The GOP has also floated the idea of hitting the energy companies with a windfall profits tax which has got to be the funniest thing I’ve ever seen. Aren’t windfall profits the Republican’s raison d’etre? Next thing you know George Bush will be calling for abetter mileage on cars. Oh, wait …
One of these “price gouging” bills will inevitably pass through Congress’ digestive tract and get placed in a steaming pile on the president’s desk where it will promptly get signed. Why not? Our elected officials will be able to say they have done something without actually running the risk of doing anything. This law will never be enforced. If someone tries to it will be laughed out of court.
To really address this issue would require a long and critical look at how we choose to define capitalism or what the late Mr. Galbraith called the “free markets where nothing is free.” But that hasn’t happened since 1931.
There is one simple solution to the problem, but no one in this hemisphere has tried it. It’s called a Bolivian. But remember, simple does not mean good.
This is one of those classic: I don’t know whether to laugh or cry posts.
Need a rule of thumb? Then just remember unscrupulous business practices during an emergency = BAD. But unscrupulous business practices under other circumstances = Good.
Very funny.
Let me begin this incredibly long comment (sorry) by saying that Hastert and Frist’s comment to Bush excludes South Florida. Gas prices haven’t affected the driving habits of people here in the least. Most people drive as though gas were $1.00 a gallon – and that’s across all socio-economic lines. They’re not concerned about decreasing demand. Right after Wilma, when there were lines many smoots long at the few stations selling gas, there was supply rationing and the gas price was not much different than it was before the storm. That demand and supply situation lends itself to chaos even without the influence of price gouging (feel free to replace the term “price gouging” with “Skeletor” or “Mojo Jojo”).

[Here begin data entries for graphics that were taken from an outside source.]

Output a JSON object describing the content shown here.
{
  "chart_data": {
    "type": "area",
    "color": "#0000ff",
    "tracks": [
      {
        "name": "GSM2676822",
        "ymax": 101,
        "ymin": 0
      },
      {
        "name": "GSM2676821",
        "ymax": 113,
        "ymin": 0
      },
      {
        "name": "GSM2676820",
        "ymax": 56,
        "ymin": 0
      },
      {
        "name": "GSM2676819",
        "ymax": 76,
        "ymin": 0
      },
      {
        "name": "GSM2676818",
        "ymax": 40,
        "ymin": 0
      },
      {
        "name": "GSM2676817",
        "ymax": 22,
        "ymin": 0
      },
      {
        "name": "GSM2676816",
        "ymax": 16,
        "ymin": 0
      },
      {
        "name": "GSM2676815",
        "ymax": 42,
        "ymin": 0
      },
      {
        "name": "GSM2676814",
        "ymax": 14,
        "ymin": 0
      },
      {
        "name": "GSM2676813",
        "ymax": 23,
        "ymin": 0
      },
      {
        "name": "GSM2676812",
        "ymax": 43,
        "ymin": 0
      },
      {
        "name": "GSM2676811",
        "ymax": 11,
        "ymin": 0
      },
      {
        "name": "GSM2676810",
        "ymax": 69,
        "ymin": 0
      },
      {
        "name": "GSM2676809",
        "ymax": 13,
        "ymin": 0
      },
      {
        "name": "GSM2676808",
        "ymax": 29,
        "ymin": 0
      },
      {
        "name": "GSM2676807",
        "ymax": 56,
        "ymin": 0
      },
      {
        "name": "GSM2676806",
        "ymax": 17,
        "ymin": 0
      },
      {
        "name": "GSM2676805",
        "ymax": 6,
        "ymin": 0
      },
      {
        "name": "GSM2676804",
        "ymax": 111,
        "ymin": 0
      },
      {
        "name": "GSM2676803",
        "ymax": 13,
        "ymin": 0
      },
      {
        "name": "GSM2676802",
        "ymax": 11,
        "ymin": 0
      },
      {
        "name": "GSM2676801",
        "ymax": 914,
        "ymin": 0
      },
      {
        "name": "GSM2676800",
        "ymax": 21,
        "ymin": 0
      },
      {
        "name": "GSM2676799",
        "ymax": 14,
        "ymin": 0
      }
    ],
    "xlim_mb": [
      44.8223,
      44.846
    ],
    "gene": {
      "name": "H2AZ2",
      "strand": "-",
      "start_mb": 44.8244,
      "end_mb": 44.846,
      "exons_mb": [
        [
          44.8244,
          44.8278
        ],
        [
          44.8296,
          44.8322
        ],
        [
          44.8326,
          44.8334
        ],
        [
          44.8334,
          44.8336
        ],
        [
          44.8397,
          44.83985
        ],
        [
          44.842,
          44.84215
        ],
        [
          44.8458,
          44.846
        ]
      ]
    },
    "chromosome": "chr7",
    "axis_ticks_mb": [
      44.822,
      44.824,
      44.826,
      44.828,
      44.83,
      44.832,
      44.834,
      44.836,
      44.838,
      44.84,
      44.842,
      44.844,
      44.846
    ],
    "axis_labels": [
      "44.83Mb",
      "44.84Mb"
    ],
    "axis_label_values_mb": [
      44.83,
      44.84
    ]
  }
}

I’ve seen people have tantrums accusing station proprietors of gouging at stations where the local gas taxes are high, as they are in Florida’s Palm Beach County, Alachua County, etc. (and there shouldn’t be local county and city gas taxes, in my opinion). Gas stations make about 1-2% margin on the gas. It’s so tight that the credit card interchange fees can make the difference between making a profit and losing money. It’s also worth noting that the largest percentage of the price at the pump is the price of crude (47% in 2004 according to the EIA – more for light sweet like Nigerian, less for heavy sour like Venezuelan), followed by Federal & State Taxes (23% in 2004, and State is usually more than Federal, not even including additional State taxes), Refining Costs & Profits (18% in 2004), and then Distribution and Marketing (12% in 2004).
Consider also how hard and time-consuming it is for a US oil company to deal with oil field costs (before they even get to refining and processing) in projects with Mad Hatter-like foreign state-controlled oil companies, both OPEC and non-OPEC, and the increasing geopolitical risk involved with sourcing and development. No, I don’t work for the oil industry.
In terms of a windfall profits tax, has the GOP suggested any kind of baseline for this, like taxing the oil supers 80% of any profits they’re making in excess of what the typical S&P company is making? Hardly, because you’re right – the legislation isn’t meant to be enforced. “Go back to driving like maniacs – we’ll stop the nasty price gougers!” Are the people who “are quite fed up” going to protest to OPEC? The global market? China? Hardly.
Ludwig von Mises: “In fighting profits governments deliberately sabotage the operation of the market economy.” And you know the FTC is assigning an intern to this.